- DoorDash has become the first food delivery service to cut the commission it charges to Australian businesses.
- The company said all eateries with five locations or less would be eligible.
- It comes as other services like Uber Eats and Deliveroo have refused to do so, offering other initiatives instead, despite growing demands in the industry.
- Visit Business Insider Australia’s homepage for more stories.
The hospitality industry has been one of the hardest hit by the government’s forced shutdown.
Forced to pivot to takeaway-only business, intense financial pressure has been mounting on cafes and restaurants. Despite their increasing dependence on the country’s many online food delivery services, none have been willing to reduce the commissions they charge, until now.
On Wednesday DoorDash announced it would become the first, halving the amount it takes from operators with five or fewer locations from now until the end of May.
“We have been actively engaging with our restaurant partners to understand the best way we can support that community through this pandemic,” Australian general manager Thomas Stephens said in a statement.
“By providing over 80% of restaurants on the DoorDash platform in Australia with a 50% commission reduction, we’re focusing this most recent relief effort on those most vulnerable: local businesses.”

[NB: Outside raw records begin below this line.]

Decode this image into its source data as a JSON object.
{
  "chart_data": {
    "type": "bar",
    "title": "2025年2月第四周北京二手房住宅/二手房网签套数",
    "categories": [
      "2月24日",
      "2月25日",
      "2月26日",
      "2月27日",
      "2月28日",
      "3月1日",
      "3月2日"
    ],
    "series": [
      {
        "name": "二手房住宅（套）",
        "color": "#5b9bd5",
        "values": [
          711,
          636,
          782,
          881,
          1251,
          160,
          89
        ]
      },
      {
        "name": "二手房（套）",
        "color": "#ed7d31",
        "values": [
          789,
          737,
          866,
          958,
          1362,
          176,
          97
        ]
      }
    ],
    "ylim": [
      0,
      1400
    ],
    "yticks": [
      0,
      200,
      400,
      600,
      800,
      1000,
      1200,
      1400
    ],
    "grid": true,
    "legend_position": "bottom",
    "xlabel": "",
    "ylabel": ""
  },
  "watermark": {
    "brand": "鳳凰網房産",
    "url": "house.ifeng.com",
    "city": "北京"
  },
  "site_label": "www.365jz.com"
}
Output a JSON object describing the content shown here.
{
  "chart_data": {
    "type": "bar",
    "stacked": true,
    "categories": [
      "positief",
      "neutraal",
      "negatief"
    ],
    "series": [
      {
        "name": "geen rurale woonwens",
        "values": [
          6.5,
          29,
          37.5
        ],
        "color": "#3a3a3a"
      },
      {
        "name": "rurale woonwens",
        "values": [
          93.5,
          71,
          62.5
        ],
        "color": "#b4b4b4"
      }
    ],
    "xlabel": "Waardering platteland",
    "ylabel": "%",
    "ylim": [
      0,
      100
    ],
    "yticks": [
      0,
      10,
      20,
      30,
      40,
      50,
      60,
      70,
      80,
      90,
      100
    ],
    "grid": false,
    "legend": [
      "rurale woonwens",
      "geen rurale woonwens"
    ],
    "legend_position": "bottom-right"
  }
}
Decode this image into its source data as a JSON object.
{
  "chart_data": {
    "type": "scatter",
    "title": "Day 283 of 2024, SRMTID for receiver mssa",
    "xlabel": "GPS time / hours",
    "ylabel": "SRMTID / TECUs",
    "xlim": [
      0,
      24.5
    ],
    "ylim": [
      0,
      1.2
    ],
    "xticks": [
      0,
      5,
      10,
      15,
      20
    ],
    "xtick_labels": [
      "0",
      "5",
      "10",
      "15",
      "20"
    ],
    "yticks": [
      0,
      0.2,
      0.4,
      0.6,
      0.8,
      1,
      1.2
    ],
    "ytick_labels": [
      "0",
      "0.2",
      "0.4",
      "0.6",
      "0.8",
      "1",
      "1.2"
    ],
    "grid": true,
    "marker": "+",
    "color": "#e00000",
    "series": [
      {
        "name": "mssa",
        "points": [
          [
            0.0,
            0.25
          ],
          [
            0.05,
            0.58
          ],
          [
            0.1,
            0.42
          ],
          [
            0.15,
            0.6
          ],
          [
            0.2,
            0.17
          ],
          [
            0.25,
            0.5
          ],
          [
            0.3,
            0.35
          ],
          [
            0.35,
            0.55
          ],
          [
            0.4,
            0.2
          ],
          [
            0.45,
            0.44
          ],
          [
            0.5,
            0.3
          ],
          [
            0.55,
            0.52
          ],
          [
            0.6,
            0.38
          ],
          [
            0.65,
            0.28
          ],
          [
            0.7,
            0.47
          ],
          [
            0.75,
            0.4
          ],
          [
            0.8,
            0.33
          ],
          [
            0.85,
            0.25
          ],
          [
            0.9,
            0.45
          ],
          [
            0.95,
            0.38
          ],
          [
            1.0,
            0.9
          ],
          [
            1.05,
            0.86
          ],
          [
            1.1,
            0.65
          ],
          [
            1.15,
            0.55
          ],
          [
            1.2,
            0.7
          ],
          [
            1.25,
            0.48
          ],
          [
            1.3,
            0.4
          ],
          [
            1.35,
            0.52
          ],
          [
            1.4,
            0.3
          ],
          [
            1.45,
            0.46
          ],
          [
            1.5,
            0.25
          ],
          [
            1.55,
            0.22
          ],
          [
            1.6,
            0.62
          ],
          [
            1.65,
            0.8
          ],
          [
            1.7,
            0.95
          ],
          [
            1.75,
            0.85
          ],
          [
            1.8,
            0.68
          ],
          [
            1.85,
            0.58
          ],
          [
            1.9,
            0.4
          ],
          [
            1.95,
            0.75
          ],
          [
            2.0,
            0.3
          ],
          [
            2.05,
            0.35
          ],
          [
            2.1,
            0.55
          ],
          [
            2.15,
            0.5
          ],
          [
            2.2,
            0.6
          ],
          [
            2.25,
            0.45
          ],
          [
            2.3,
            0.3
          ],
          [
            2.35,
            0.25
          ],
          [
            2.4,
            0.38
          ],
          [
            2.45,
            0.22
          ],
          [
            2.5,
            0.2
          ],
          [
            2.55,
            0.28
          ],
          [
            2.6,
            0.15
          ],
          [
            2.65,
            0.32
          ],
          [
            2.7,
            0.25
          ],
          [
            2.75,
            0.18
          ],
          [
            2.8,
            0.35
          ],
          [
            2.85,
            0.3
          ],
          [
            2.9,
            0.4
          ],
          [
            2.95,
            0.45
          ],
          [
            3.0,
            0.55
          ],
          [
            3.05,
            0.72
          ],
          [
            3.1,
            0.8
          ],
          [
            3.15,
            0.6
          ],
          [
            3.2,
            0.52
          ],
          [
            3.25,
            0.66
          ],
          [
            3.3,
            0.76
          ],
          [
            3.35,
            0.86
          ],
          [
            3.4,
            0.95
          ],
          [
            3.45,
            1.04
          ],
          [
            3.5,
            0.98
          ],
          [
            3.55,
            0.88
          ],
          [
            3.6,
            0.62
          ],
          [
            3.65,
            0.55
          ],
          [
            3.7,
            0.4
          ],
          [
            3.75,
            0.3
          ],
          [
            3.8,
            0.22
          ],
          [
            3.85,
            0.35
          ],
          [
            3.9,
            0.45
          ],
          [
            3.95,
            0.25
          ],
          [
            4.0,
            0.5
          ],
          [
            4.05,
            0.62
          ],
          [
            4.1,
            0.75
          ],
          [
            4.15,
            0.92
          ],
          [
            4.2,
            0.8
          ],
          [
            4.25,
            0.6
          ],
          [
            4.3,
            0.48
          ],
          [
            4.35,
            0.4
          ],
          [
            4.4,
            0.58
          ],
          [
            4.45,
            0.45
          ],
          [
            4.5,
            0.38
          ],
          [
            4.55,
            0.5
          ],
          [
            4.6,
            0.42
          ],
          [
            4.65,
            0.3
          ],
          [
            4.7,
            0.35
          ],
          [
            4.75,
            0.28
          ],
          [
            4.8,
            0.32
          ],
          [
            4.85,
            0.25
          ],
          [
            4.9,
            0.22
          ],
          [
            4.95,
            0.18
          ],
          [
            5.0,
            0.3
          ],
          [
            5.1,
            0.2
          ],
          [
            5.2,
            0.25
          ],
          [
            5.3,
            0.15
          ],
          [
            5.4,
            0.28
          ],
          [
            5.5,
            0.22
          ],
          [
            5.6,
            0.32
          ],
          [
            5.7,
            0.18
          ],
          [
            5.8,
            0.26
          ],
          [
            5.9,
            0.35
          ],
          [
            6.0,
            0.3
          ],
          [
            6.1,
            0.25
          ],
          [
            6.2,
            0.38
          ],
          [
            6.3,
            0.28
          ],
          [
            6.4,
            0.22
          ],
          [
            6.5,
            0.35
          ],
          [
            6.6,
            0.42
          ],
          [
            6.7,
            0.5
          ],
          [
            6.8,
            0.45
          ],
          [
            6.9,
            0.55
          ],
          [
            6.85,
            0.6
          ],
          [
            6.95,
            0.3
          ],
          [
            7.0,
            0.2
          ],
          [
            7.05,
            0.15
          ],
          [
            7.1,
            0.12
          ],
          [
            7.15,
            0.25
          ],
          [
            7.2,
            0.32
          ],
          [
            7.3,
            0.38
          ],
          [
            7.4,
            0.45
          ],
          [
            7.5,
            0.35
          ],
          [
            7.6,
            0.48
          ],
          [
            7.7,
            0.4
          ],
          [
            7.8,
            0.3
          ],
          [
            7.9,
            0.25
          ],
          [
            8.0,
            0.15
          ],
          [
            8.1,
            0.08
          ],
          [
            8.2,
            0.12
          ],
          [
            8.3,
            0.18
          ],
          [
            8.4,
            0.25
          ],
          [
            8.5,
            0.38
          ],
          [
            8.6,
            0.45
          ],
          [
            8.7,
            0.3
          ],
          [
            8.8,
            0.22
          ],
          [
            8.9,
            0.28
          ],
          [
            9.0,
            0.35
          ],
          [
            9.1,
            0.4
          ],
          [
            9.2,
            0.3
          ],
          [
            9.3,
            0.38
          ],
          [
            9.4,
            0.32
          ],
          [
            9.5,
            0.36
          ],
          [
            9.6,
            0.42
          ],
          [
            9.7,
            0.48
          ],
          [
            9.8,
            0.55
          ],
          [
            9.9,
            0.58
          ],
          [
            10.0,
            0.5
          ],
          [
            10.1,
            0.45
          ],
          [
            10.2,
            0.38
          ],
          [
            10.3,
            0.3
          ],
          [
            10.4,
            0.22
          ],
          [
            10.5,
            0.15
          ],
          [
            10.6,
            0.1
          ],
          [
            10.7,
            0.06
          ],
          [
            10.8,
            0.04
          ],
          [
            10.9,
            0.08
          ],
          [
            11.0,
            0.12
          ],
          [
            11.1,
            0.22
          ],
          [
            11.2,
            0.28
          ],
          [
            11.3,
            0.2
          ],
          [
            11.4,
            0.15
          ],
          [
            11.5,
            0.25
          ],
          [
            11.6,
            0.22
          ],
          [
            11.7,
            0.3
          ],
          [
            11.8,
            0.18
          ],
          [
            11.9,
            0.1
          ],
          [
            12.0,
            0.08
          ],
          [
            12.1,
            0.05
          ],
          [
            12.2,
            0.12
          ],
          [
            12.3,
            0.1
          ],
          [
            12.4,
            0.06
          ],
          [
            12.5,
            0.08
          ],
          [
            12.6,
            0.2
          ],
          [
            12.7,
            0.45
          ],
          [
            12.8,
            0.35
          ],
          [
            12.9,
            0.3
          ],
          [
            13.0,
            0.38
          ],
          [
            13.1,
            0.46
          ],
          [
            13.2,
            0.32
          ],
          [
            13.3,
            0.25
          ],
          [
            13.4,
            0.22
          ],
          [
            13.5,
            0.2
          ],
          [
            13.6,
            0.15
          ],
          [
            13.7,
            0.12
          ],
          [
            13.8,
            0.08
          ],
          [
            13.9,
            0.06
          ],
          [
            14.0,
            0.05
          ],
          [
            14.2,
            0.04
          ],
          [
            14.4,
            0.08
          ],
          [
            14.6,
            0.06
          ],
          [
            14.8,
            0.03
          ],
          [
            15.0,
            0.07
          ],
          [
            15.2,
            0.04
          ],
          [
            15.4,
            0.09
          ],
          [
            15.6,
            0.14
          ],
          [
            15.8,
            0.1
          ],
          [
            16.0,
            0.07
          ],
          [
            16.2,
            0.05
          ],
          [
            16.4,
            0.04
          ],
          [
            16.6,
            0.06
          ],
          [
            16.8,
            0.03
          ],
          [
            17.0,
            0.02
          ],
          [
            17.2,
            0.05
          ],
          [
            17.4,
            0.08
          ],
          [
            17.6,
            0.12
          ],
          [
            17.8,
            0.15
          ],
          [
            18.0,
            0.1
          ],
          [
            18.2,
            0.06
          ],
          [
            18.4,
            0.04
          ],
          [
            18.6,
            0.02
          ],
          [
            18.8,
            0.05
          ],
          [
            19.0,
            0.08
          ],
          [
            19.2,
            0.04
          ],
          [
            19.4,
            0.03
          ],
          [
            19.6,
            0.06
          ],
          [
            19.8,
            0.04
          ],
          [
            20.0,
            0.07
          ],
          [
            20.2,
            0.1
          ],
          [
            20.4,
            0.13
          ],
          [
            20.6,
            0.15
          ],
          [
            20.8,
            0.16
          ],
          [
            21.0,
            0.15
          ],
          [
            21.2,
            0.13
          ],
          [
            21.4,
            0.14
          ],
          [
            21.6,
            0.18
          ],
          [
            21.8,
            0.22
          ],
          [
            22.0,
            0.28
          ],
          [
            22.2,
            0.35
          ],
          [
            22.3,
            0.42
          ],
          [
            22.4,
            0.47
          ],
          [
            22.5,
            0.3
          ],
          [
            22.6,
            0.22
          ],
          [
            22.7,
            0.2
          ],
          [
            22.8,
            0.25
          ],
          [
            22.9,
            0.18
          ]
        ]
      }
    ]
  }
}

The delivery service also delivers orders from restaurants that haven’t signed up with them, but these businesses aren’t charged a commission and thus won’t be affected by the relief program, a spokesperson confirmed.
It comes as DoorDash and its rivals face growing scrutiny over the cut they continue to take from restaurants during their darkest hours.
The likes of Deliveroo and Uber Eats have announced a string of other initiatives, including the cutting of some fees and the offering of free pickup, but has balked at the suggestion of a commission reduction.
DoorDash’s commission reduction will be offered to some 150,000 restaurants across its Australian, Canadian and US markets, at a cost of up to $100 million. CEO Tony Xu wrote in a blog post claiming it was balancing the needs of its partners and its delivery people, which the company insists on calling ‘Dashers’.
“Restaurant fees are necessary to keep Dasher … earnings high and support all of the services restaurants and consumers need. But that doesn’t mean we’re not prepared to do our part in this acute moment of need to truly come together,” Xu said.